Degree: Master of Library Science, 2003
Career: Florence and Herbert Irving Associate Chief Librarian, The Metropolitan Museum of Art
Mantra: The harder you work, the luckier you are.
A stroll through the Metropolitan Museum of Art in New York City features items spanning from ancient Egypt to the Middle Ages to the present day, and you can find the work of artisans from Asia to Africa to North and South America.
Emanuel Leutze’s famous painting of Washington Crossing the Delaware? It’s at The Met. Van Gough’s Self-Portrait with Straw Hat? It’s there, too.
But as important as the collection of paintings and sculptures and couture and armor might be, the extensive libraries housing nearly one million volumes of books on art and art history bring something extra special to the museum.
And that library has a distinctive SoIC flavor.
Tony White, an ILS alumnus, is currently the Florence and Herbert Irving associate chief librarian at The Met. It’s the latest stop on an invigorating journey that has taken him from the Midwest to Manhattan.
“I was working in book and paper conservation at Yale University as a conservation tech, and I had decided that I didn’t want to go into conservation,” says White, who had already earned a Master’s of Fine Arts from the Art Institute of Chicago in print media. “I wanted to go into library science. I applied to a number of schools, including IU, and I applied mainly to IU because of their concentration on art librarianship and special collections.”
He focused on art librarianship in Bloomington and worked in the preservation lab at the Lilly Library, graduating in 2003 with a Master of Library Science in Art and Special Collections Librarianship. He found a job as the Art and Architecture Librarian at the Pratt Institute in New York, and there he would catch the break that would set him on this path to The Met.
“At the Pratt Institute, I was temporarily promoted to be head of reader services,” White says. “It was supposed to be a three-month appointment, but it turned into a 10-month position.”

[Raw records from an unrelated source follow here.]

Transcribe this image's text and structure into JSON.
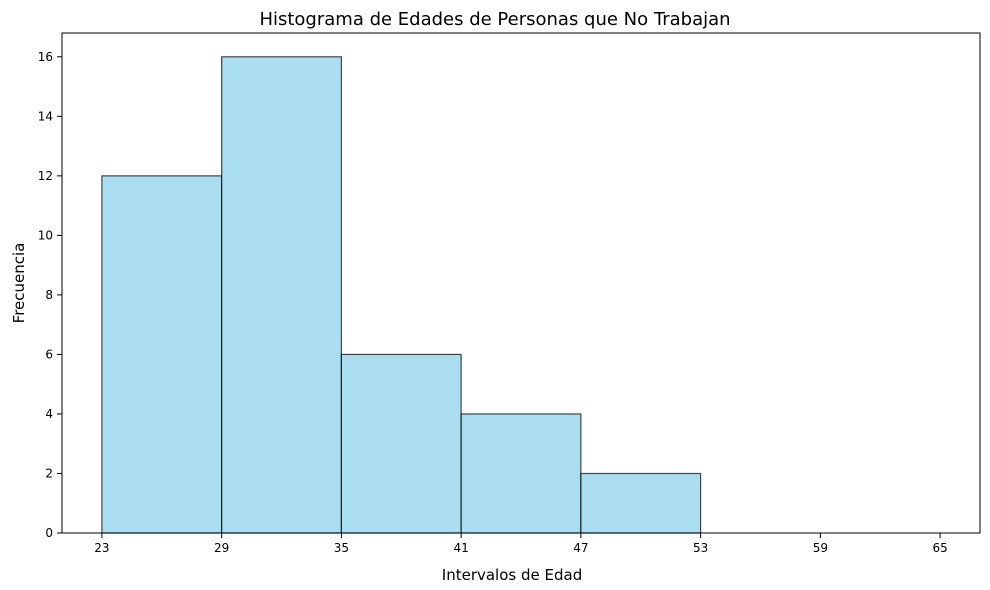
{
  "chart_data": {
    "type": "bar",
    "subtype": "histogram",
    "title": "Histograma de Edades de Personas que No Trabajan",
    "xlabel": "Intervalos de Edad",
    "ylabel": "Frecuencia",
    "bin_edges": [
      23,
      29,
      35,
      41,
      47,
      53,
      59,
      65
    ],
    "values": [
      12,
      16,
      6,
      4,
      2,
      0,
      0
    ],
    "x_ticks": [
      "23",
      "29",
      "35",
      "41",
      "47",
      "53",
      "59",
      "65"
    ],
    "y_ticks": [
      "0",
      "2",
      "4",
      "6",
      "8",
      "10",
      "12",
      "14",
      "16"
    ],
    "xlim": [
      21,
      67
    ],
    "ylim": [
      0,
      16.8
    ],
    "grid": false,
    "legend": "none",
    "colors": {
      "bar_fill": "#87ceeb",
      "bar_edge": "#000000",
      "bar_alpha": 0.7
    }
  }
}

Back in Bloomington, IU’s head of the Fine Arts Library, B.J. Irvine, had decided to retire, and White’s unexpected turn as a manager at Pratt gave him just the experience he needed to qualify as Irvine’s replacement. White took over in 2007 and served as the head of the Fine Arts Library at IU for nearly five years, but in 2012, he left to become the Director of the Decker Library at the Maryland Institute College of Art. He wanted to be a library director, and the pull of working intimately with artists and designers was too strong to pass up. Still, when the opportunity arose to move to The Met in the spring of 2015, he couldn’t say no.
“I had never thought about working in a museum library before,” White says. “The Met is well-known. It’s in a top 5 art history libraries in the world. One of the things they enticed me with is that they had never collected artists’ books before, and because I have a background in artists’ books research and scholarship for the past 15 years or so, they also suggested that I could start collecting artist books for the library for the first time.”
White calls his job “complex,” and he’s responsible for all the public services for the research library, the education library, the Costume Institute, and the Cloisters Library and archives. [He is also responsible for access services and stacks management of on and off site collections.] White doesn’t believe he has reached the pinnacle of his career. It’s just the next step in a winding path. After all, he once thought he was going to teach or maybe pursue book binding. Instead, he let his passion guide him, and he advises others to do the same.
“What I’ve always done is pursue my interests,” White says. “I’ve always sought out extra opportunities, often at my own expense, to create greater opportunities in the long run. What is really great about a library science degree is that it allows you to pursue a variety of job types that can be really interesting and exciting.”